- To avoid polling, you want to be able to register a webhook to be notified when pushes happen. You're going to need Git-servicet-specific parsing of the webhook payload, and you probably want to be able to speak a Git-host-specific API to automatically register that webhook to make it easy for users. (Falling back to polling would be good, but few do.)
- If you're a paid product, you definitely need to support private repos. You probably want to be able to speak a Git-service-specific API to set up the credentials to be able to do that `clone`; in GitHub parlance use the API to create a "deploy key", rather than requiring users to manually mint an SSH key, set up a bot account on the Git-service, add the SSH key to that account, and upload the SSH key to the CI-service. (Falling back to being able to provide a raw Git URL and credentials would be good, but few do.)
- To avoid confusing user-account permission mismatches, you probably want to piggy-back on the Git-service's user system; supporting "sign-on with X" and using the Git-service's "is admin of this Git repo" for allowing access to your the CI-service's admin interface for that repo.
- You want to be able to post statuses back to the Git-host. This takes a Git-service-specific API. (Falling back to letting the user provide their own script for posting statuses would be good, but few do.)

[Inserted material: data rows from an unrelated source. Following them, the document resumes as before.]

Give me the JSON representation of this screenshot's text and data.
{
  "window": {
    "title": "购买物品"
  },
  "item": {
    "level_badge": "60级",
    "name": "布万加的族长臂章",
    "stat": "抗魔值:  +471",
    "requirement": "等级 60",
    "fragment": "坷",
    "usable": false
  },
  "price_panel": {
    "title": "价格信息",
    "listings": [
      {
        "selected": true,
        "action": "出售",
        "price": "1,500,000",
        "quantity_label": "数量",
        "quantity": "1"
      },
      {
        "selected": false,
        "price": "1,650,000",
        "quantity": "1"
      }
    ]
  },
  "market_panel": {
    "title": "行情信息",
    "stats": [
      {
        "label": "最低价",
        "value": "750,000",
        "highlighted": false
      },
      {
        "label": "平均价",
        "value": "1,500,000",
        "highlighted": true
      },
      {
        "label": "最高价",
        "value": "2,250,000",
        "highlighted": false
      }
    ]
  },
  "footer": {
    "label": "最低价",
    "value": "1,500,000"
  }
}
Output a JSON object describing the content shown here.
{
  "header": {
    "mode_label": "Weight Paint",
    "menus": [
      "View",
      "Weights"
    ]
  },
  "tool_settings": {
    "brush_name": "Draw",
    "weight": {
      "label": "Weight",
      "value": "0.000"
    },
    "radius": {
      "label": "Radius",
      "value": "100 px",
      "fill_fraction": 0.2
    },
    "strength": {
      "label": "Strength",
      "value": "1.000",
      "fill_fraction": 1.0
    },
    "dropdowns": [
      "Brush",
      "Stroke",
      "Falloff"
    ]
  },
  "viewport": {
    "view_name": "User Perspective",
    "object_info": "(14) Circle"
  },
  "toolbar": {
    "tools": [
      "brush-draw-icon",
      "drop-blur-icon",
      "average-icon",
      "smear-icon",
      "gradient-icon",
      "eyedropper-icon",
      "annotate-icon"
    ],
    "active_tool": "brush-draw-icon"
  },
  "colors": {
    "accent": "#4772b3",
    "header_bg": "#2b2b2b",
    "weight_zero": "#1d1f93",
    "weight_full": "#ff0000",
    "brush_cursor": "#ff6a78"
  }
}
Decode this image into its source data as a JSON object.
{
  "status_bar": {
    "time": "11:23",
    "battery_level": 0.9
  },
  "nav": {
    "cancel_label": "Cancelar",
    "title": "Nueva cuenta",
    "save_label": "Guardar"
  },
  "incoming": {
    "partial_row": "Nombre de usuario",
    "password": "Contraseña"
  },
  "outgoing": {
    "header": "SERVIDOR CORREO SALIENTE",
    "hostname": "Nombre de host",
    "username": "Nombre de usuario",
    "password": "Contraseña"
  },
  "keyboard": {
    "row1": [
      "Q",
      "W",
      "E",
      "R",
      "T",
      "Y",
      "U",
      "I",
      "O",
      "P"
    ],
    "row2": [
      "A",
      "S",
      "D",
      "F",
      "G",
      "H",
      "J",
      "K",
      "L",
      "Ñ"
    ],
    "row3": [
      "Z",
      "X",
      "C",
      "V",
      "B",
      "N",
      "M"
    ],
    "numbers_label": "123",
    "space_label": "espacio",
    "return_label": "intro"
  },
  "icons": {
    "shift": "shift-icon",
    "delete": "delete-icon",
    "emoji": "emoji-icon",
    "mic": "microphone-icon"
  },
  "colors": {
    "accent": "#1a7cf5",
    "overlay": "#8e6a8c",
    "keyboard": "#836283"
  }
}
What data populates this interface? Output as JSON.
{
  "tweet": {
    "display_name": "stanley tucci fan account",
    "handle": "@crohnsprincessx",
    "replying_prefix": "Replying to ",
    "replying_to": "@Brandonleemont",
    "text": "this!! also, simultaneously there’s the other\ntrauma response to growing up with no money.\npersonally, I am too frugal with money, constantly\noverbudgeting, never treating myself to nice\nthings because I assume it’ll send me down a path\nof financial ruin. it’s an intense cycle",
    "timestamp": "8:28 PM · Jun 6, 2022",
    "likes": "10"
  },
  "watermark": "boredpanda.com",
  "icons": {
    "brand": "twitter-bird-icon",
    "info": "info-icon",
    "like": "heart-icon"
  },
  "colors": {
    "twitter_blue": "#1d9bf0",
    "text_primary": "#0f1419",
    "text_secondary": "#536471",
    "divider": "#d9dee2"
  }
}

I would guess it falls into the "what assumptions does the runner make?" followed closely by "there is no standard for what env-var contains: the current branch, the commit sha, the commit message, the current pipeline identifier, ..." and a bazillion other bits of contextual information
Made worse by: ok, fine, you magically have `eval $(git set-env-from-commit HEAD)`, now how do you report those run results back to the upstream UI, since there is for sure no standard for that
I doubt there was a problem cloning GitLab-hosted repos on CircleCI before this announcement. But there are plenty of non-Git things that these hosts do; pull requests, status checks, etc. I am guessing that "support for ..." entails all of those extras.
You would be surprised at how little of the code in a CI product, like CircleCI, deals with git. On the other hand, there is a lot of code required to integrate with the VCS - authn, authz, webhooks, commit-status, etc.